Larkham saw a Munster side strengthened by many of those World Cup returnees claim a bonus-point victory at Ospreys last Saturday to get the campaign off to the necessary strong start in this so-called group of death and he knows they can give him plenty to work with as he bids to take them to the next level.

“I am just looking at Niall Scannell here,” Larkham said on Tuesday at Munster’s High Performance Centre when asked about the Irish Test contingent. “He is one of the most skilful hookers I have ever seen. And his work rate is second to none. Just as a little example.

“It’s refreshing to get those guys back but the guys that we had here previously have picked things up really quickly.

"The internationals coming back in obviously have that ability to pick things up but they’ve got a skill set that is well advanced as well.

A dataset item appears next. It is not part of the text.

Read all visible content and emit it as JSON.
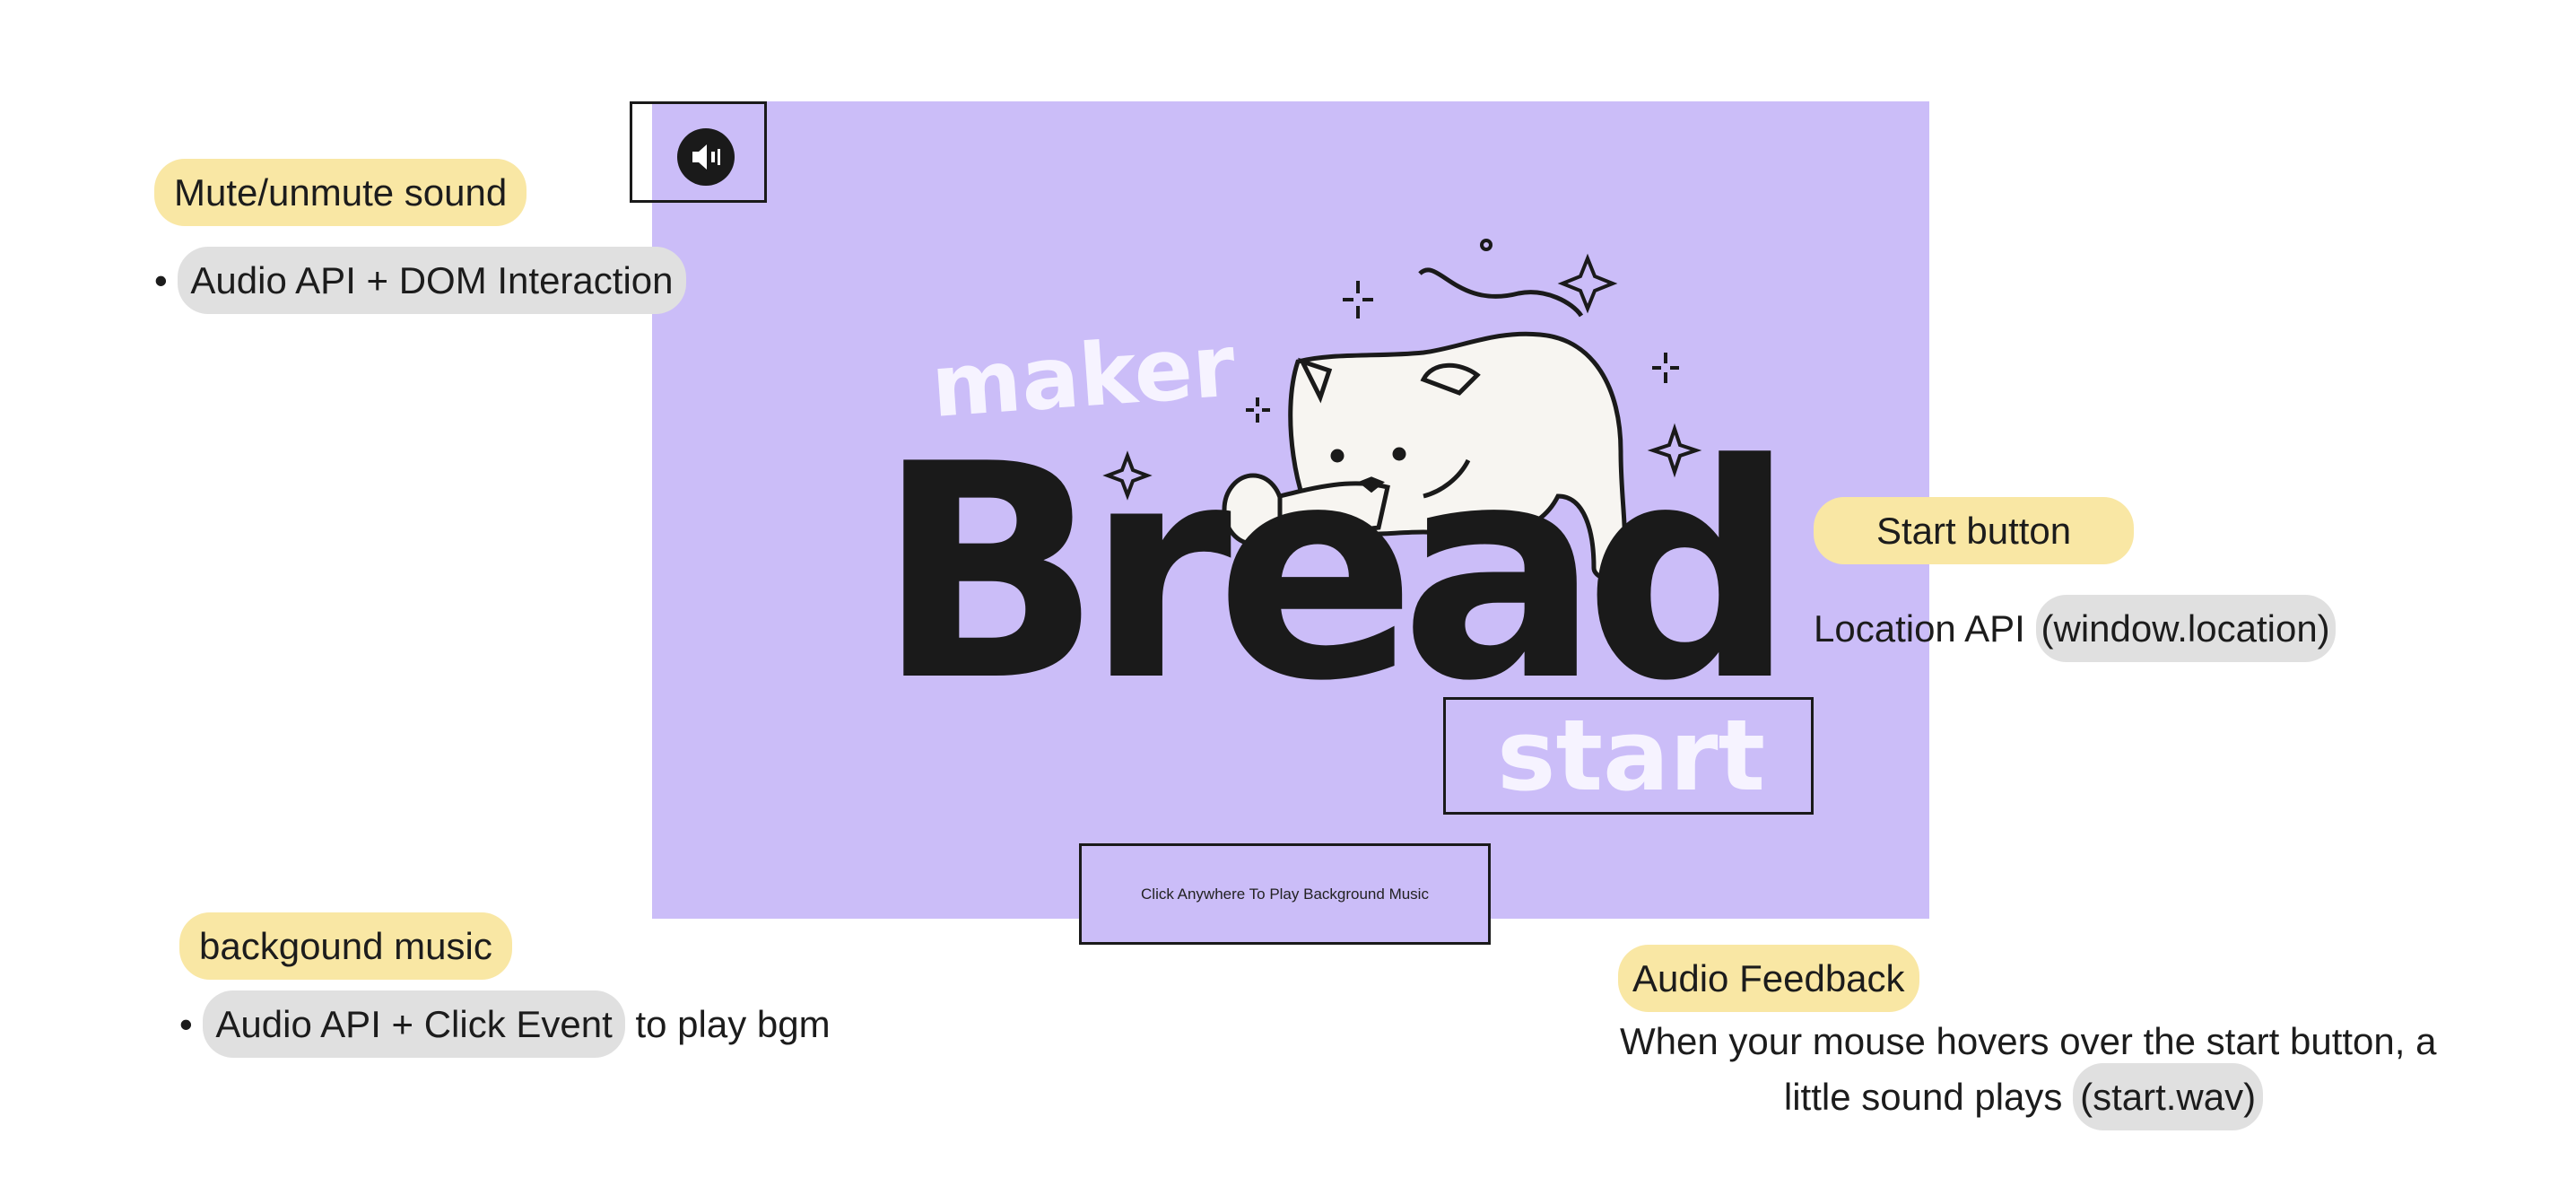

"As an attacking coach, it gives you a number of different options, a number of different areas where you can attack because you have got skills all across the park.”

He also sees high standards being set by the players he has worked with since his arrival from Australia and there was no better example to cite than the long, left to right pass executed by loose head prop and European debutant Jeremy Loughman to Chris Farrell that contributed to Andrew Conway’s try last Saturday.

“Jeremy is unique because he had the skill set before he got here,” Larkham said of Loughman. “He is someone who will work on his skills.

We are encouraging all of the players to work on their skills. Do we need them all to throw a 20-metre pass out in front of a 13 running onto it? Not necessarily, but he just had that skillset. He is an extremely talented player.

Loughman gets another chance to shine following that try-scoring, man of the match performance at Liberty Stadium, retaining the number one jersey in the absence of the injured Dave Kilcoyne ahead of the more senior James Cronin.

Today’s weather forecast suggests a Thomond Park crowd (heading for a sell-out, with more than 24,000 tickets already sold) is more likely to see a score in the style of Cronin’s touchdown from a driving lineout maul and Loughman’s round-the-corner opener, than the heads-up, play what’s in front of you, efforts Larkham is aiming for.

Racing come to Limerick, with familiar and much-missed faces Donnacha Ryan and Simon Zebo named in their starting line-up, having clinically dispatched understrength Saracens 30-10 last Sunday.

Their power and tempo unsettled the beleaguered Saracens, whose lineout was dismantled by Ryan and company and their carriers stressed by a dominant defensive line.

They also fell prey, as Munster had done in Bordeaux, to a fast Racing start, trailing 10-0 after 10 minutes and 18-3 by half-time.

Thomond Park offers a different set of circumstances to the covered arena with its hard and fast artificial surface in Paris that Racing call home.

Larkham is pragmatic enough to know European rugby is very much a horses for courses affair. The bells and whistles learned since the summer may well be parked as Munster roll up the sleeves and revert to type on a chilly, damp November evening in Limerick.

“Yeah. Well, I think you’ve got to be realistic. You look at the situation of where you are on the field. The conditions, the current score and then you have to respect the opposition. There are a number of different factors that come into your strategy.

And throughout the game, there will be changes in strategy too. Sometimes we will be a little bit more conservative but most of the time we are trying to encourage the players to find the space and play what is in front of them.

With Munster tails up as the big guns return to Thomond Park en masse for the first time this season, this could be a European night to remember and it will need to be if this Racing outfit is to be denied.